Tuesday, June 28, 2016

Ashur Does Not Mean Imagination

On 6/22/16, I posted an article about Exodus 3:14's famous I AM THAT I AM (Ahiyeh Ashur hiyeh in ancient Aramaic) really meaning something else (http://imagicworldview.blogspot.com/2016/06/discovery-of-key-to-jethro-exodus-314-i.html). Posts since then, and hopefully this one, clarify what it does mean.

Ashur does not mean imagination, ahiyeh does not mean intention, and hiyeh does not mean belief. But then again, Ahiyeh Ashur hiyeh is not the name of God, either.

It was Moses' "Abraham" who was the friend of God. The Abraham in Moses was called from the Chaldees in Babylonia and then from the Haran of Assyria (these were concepts, not places he lived). Ashur was Abraham's creator God. The pictograph of Ashur depicts the Son of God, Ashur, rising to work from the midst of the solar disc -- God. It is heat and light from the sun that gives life on the earth, and Ashur is the heat and light of God who gives life on the earth. This is simplistic, but you see the parallel. We are in the rays of Glory emanating from Ashur/God.

Ancient Aramaic was also ancient Hebrew. The modern languages came from the same ancient Assyrian core language as its speakers were separated by time and space over hundreds of years. Back when Moses' Abraham was God's friend, ancient Aramaic was the scribal language for what became our scriptures. They kept it as their scribal language while colloquial Hebrew developed.

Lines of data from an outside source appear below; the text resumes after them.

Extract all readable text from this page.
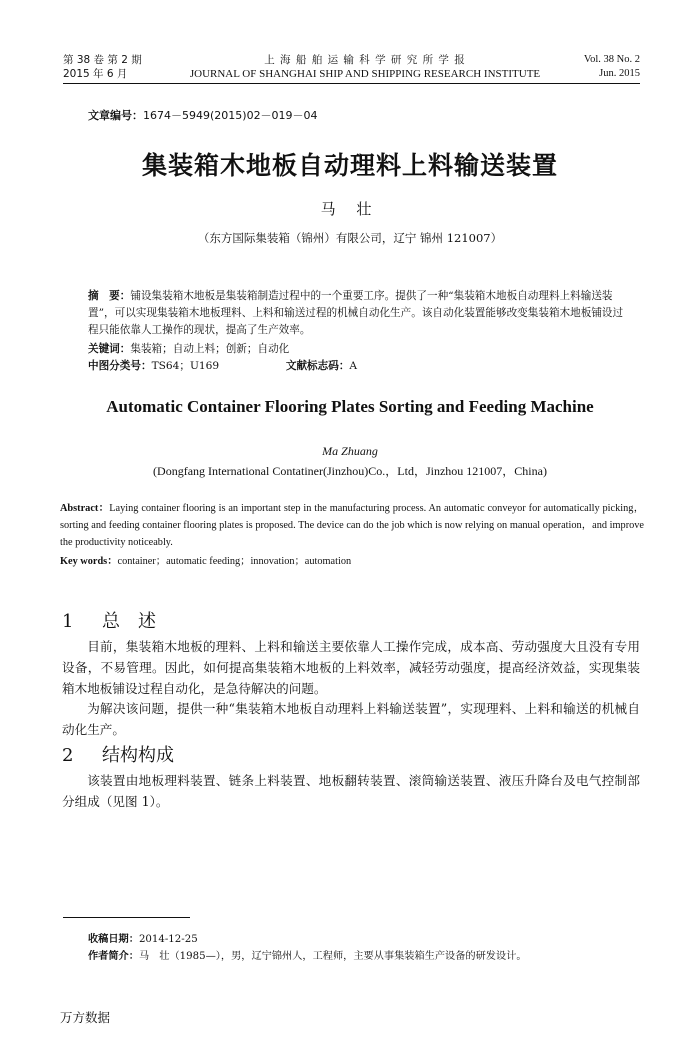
第 38 卷 第 2 期
2015 年 6 月
上 海 船 舶 运 输 科 学 研 究 所 学 报
JOURNAL OF SHANGHAI SHIP AND SHIPPING RESEARCH INSTITUTE
Vol. 38 No. 2
Jun. 2015
文章编号：1674－5949(2015)02－019－04
集装箱木地板自动理料上料输送装置
马 壮
（东方国际集装箱（锦州）有限公司，辽宁 锦州 121007）
摘　要：铺设集装箱木地板是集装箱制造过程中的一个重要工序。提供了一种“集装箱木地板自动理料上料输送装置”，可以实现集装箱木地板理料、上料和输送过程的机械自动化生产。该自动化装置能够改变集装箱木地板铺设过程只能依靠人工操作的现状，提高了生产效率。
关键词：集装箱；自动上料；创新；自动化
中图分类号：TS64；U169	文献标志码：A
Automatic Container Flooring Plates Sorting and Feeding Machine
Ma Zhuang
(Dongfang International Contatiner(Jinzhou)Co.，Ltd，Jinzhou 121007，China)
Abstract：Laying container flooring is an important step in the manufacturing process. An automatic conveyor for automatically picking，sorting and feeding container flooring plates is proposed. The device can do the job which is now relying on manual operation，and improve the productivity noticeably.
Key words：container；automatic feeding；innovation；automation
1 总　述
目前，集装箱木地板的理料、上料和输送主要依靠人工操作完成，成本高、劳动强度大且没有专用设备，不易管理。因此，如何提高集装箱木地板的上料效率，减轻劳动强度，提高经济效益，实现集装箱木地板铺设过程自动化，是急待解决的问题。
为解决该问题，提供一种“集装箱木地板自动理料上料输送装置”，实现理料、上料和输送的机械自动化生产。
2 结构构成
该装置由地板理料装置、链条上料装置、地板翻转装置、滚筒输送装置、液压升降台及电气控制部分组成（见图 1）。
收稿日期：2014-12-25
作者简介：马　壮（1985—），男，辽宁锦州人，工程师，主要从事集装箱生产设备的研发设计。
万方数据
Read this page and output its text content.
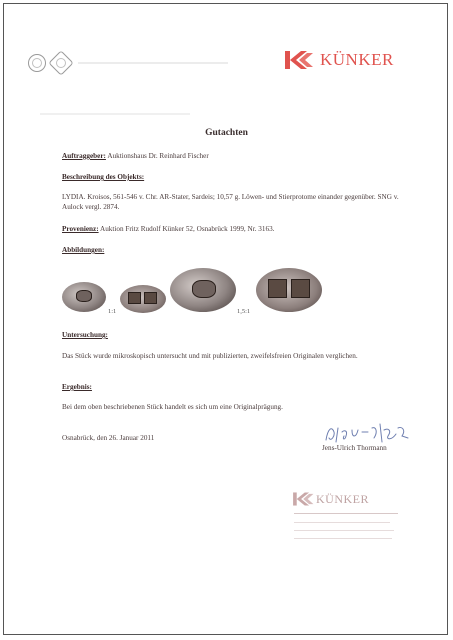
KÜNKER
Gutachten
Auftraggeber: Auktionshaus Dr. Reinhard Fischer
Beschreibung des Objekts:
LYDIA. Kroisos, 561-546 v. Chr. AR-Stater, Sardeis; 10,57 g. Löwen- und Stierprotome einander gegenüber. SNG v. Aulock vergl. 2874.
Provenienz: Auktion Fritz Rudolf Künker 52, Osnabrück 1999, Nr. 3163.
Abbildungen:
1:1	1,5:1
Untersuchung:
Das Stück wurde mikroskopisch untersucht und mit publizierten, zweifelsfreien Originalen verglichen.
Ergebnis:
Bei dem oben beschriebenen Stück handelt es sich um eine Originalprägung.
Osnabrück, den 26. Januar 2011
Jens-Ulrich Thormann
KÜNKER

The Aramaic word ashur does not mean imagination, but that is what it IS. Likewise, ahiyeh does not mean intention, but that is what it IS, and hiyeh does not mean belief, but, I believe, that is what it IS. This reflects the nature of Jesus Christ as he is in us now. Moses wasn't asking his name, and Christ was not telling his name. He was telling how his nature in man produces jethro, God's abounding grace toward man: "You intend, imagine, and believe." It is in our THOUGHTS, ATTITUDES, AND EMOTIONS -- Israel (God rules man) as opposed to Egypt (ignorance rules man -- no offense meant to modern Egyptians).

In the ancient Aramaic text it is still Ahiyeh Ashur hiyeh. I capitalize following Victor Alexander (v-a.com/bible/) only because he capitalized this way, and I don't know any better. 'Ehyeh 'Aser 'Ehyeh served the Hebrew speakers better, and for a number of reasons they went with that (you've been robbed -- just an opinion).